Another long silence.

“No, he’s not dead, and I don’t want no corpse in my bed! Do you hear me? No! I didn’t do anything to him. We were making love.” Another long silence. “No. No drugs. A stroke maybe… I’m not a doctor. I don’t know. Just hurry!”

Lizzy—he had to warn her.

Why in the name of God had he told everybody he wanted her to succeed him? By doing so, he’d signed her death warrant.

He fought to say her name, but his lips felt like cold concrete.

Imprisoned in his own body, he could only stare helplessly at Cherry, who was watching him, too. Her pretty face beneath her straw-white mane was a mask of disgust. Her eyes were cold and soulless. His throat tightened.

She got up slowly. Lifting her sequined cowboy hat off its nail, she put it on. Then she twirled round and round for him just like she had the first night.

“What’s going on in that mind of yours, big daddy?” Spreading her long legs, she made a faux bow.

She pitched her hat toward the bed and went to her mirror where she made up her mouth with vivid red lipstick and combed and fluffed her hair.

When she turned around again and smiled at him, she looked more ravishing than ever.

But it didn’t matter. He felt nothing, absolutely nothing for her.

Only Lizzy mattered.

And Electra. She would always matter.

He remembered the day he’d stood in the rain and scat tered her ashes under the Spur Tree because she’d written in her will that that was her final wish. She’d chosen to be with him in death at least.
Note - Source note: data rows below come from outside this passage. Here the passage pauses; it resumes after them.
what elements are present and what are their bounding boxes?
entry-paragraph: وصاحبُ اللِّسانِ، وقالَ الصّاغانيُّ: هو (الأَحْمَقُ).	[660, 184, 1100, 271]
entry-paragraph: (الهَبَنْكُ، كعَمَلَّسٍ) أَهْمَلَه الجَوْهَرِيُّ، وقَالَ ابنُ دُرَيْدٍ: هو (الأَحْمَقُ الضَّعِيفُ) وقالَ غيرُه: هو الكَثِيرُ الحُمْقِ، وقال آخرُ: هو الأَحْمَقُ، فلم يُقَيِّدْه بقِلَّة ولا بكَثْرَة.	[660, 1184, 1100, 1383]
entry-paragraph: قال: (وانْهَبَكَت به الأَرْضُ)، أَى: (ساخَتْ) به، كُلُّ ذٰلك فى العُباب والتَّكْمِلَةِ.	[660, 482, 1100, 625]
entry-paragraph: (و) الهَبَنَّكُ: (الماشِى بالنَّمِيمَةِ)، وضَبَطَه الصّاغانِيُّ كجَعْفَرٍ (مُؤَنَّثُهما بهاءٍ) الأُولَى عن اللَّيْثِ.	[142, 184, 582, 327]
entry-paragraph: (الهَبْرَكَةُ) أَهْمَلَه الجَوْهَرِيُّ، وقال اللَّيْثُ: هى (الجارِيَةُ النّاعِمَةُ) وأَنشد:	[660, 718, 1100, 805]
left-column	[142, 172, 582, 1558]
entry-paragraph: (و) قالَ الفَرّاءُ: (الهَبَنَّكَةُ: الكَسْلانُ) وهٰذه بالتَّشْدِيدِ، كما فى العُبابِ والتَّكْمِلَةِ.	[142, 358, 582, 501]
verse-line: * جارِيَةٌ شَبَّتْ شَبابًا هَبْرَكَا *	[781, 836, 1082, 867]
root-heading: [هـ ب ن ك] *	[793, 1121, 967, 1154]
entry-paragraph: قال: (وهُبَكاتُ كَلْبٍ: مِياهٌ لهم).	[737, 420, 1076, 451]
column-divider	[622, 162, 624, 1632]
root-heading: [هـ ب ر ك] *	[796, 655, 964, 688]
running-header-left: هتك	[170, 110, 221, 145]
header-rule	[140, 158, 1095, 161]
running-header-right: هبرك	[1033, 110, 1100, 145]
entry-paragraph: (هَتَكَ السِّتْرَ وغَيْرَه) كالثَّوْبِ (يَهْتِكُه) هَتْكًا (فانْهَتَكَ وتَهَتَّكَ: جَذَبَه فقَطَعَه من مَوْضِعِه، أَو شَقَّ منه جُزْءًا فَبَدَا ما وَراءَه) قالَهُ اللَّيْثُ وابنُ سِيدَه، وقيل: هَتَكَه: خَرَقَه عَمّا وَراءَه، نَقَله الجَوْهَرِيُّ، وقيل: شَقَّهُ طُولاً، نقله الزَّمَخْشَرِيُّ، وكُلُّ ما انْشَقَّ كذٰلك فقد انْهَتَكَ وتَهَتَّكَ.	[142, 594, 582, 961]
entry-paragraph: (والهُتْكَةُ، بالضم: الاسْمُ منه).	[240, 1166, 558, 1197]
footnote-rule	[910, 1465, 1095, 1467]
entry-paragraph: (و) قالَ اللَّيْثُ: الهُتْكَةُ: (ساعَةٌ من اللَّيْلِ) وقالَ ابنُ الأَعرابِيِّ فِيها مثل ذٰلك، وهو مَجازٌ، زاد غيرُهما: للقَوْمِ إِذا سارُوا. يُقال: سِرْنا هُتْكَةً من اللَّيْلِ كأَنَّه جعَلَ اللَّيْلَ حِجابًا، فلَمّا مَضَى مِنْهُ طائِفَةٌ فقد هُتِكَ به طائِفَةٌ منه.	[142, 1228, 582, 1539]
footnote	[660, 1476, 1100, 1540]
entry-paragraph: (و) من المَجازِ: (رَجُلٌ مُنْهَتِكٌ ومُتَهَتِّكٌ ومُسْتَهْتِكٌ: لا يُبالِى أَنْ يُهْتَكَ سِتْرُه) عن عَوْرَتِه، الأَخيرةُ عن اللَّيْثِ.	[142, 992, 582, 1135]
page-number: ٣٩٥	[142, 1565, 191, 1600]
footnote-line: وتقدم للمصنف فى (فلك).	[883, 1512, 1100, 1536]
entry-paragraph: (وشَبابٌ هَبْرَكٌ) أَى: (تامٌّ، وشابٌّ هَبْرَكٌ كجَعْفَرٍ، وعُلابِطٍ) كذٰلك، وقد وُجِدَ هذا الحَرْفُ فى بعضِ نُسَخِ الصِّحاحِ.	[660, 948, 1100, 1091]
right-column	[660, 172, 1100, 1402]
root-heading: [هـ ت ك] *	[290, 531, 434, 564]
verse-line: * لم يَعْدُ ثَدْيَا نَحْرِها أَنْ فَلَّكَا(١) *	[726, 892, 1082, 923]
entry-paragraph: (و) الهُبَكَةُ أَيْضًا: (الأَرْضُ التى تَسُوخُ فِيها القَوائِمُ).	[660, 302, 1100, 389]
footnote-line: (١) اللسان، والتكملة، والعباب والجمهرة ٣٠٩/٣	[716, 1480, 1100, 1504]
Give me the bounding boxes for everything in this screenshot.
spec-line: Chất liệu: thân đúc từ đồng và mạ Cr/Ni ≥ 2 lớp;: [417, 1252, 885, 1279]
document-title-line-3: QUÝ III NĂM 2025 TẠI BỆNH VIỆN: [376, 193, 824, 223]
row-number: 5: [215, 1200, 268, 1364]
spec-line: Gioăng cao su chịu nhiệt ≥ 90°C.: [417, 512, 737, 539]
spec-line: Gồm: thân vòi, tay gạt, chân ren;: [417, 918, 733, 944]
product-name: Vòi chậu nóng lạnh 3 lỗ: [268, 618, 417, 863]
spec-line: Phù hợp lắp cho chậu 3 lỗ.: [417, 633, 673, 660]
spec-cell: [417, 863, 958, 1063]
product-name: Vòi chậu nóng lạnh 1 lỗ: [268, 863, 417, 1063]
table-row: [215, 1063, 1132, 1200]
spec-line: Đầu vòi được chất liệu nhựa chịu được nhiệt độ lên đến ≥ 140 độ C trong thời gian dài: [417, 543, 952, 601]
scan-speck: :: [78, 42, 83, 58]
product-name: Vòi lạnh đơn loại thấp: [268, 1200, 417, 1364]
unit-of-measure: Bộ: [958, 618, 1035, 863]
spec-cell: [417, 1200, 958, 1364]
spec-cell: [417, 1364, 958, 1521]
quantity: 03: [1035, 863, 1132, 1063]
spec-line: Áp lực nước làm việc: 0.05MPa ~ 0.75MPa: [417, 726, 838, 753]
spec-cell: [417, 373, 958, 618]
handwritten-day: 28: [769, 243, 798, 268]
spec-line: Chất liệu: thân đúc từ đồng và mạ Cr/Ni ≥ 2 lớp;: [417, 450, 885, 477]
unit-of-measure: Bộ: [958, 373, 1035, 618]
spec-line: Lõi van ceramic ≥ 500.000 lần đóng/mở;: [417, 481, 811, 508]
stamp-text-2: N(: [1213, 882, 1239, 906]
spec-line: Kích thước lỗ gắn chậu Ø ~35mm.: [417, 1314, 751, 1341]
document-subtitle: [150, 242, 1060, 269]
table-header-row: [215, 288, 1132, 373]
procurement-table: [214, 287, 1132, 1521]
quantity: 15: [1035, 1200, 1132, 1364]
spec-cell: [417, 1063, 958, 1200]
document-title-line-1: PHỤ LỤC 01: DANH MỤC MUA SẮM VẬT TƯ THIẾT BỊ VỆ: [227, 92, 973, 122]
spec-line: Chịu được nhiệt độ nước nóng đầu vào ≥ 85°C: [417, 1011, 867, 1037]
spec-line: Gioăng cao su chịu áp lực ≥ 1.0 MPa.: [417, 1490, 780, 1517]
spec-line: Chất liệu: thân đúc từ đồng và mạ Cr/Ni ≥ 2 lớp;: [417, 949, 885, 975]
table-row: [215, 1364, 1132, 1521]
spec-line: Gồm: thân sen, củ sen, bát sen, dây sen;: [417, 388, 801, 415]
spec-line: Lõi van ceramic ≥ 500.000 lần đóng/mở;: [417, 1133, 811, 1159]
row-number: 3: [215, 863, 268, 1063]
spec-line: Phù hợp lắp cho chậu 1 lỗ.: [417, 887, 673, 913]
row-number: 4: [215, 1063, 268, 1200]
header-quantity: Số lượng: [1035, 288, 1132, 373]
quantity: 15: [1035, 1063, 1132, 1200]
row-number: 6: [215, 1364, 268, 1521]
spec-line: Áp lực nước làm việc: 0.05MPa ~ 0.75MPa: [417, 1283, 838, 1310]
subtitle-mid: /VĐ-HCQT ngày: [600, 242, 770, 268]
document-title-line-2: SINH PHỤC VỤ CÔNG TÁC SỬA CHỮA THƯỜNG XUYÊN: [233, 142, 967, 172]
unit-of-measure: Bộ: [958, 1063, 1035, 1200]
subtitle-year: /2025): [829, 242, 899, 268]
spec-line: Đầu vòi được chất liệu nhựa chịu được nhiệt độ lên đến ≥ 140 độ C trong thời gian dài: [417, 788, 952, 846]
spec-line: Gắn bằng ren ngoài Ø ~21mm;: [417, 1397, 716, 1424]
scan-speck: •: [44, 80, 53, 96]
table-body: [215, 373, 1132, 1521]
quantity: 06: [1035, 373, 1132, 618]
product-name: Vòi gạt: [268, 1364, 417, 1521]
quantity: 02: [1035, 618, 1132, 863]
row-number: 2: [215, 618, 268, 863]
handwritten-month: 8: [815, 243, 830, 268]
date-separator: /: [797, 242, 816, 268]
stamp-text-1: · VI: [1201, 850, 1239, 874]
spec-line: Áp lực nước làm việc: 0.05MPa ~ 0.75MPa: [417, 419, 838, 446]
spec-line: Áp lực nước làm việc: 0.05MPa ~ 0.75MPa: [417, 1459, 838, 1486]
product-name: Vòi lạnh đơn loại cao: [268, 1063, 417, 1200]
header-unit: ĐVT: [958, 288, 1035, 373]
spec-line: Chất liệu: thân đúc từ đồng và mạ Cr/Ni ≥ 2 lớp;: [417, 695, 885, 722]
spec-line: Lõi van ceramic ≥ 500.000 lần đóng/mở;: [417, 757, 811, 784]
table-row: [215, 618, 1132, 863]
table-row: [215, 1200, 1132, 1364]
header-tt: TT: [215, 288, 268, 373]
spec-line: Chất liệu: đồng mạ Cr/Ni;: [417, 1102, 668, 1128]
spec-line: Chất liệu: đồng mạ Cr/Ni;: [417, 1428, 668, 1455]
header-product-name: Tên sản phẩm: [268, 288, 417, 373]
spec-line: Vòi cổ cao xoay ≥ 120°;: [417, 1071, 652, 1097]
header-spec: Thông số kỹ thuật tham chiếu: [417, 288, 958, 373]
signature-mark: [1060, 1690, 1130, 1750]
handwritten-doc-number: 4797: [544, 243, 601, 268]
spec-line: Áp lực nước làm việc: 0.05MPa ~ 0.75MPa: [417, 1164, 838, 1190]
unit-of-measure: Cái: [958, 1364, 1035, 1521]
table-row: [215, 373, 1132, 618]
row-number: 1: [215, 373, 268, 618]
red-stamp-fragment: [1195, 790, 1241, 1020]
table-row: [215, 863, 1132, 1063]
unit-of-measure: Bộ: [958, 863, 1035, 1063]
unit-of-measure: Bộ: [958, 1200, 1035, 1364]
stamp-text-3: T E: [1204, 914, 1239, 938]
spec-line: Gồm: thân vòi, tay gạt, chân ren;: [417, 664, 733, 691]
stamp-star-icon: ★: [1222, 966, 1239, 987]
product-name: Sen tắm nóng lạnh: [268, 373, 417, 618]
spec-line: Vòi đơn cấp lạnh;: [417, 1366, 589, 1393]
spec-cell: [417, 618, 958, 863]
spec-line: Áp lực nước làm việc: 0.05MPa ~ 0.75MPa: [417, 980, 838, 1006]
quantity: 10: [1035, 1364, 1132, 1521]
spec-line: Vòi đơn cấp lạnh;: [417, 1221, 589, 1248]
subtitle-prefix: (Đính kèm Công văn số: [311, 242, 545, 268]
Joanne had been furious when he’d had a bronze marker placed beneath the tree with Electra’s name on it.

“Jack’s spurs are there, aren’t they?” he’d said to shut Joanne up.

Electra. Always Electra.

He had to stay alive to save their daughter.

Four

Manhattan

Too much was happening to her.

The phone was ringing, but Lizzy ignored it. She was too busy watching the two naked men writhe on her television screen with a total absorption that would have embarrassed her had she been of sound mind, which after the catastrophic events of today—she was not.

The late-afternoon sunlight was still red and sparkling outside her window, and the air was crisp and cool. It was a gorgeous evening for a walk. The smart Lizzy had known she should have gone with Walker and Vanilla when Walker had been nice enough to invite her, but the self-destructive Lizzy had been depressed at the thought of an activity that might cheer her up. That Lizzy had wanted, no, needed, to indulge in her very own pity party.

How could such a gorgeous day have been so terrible?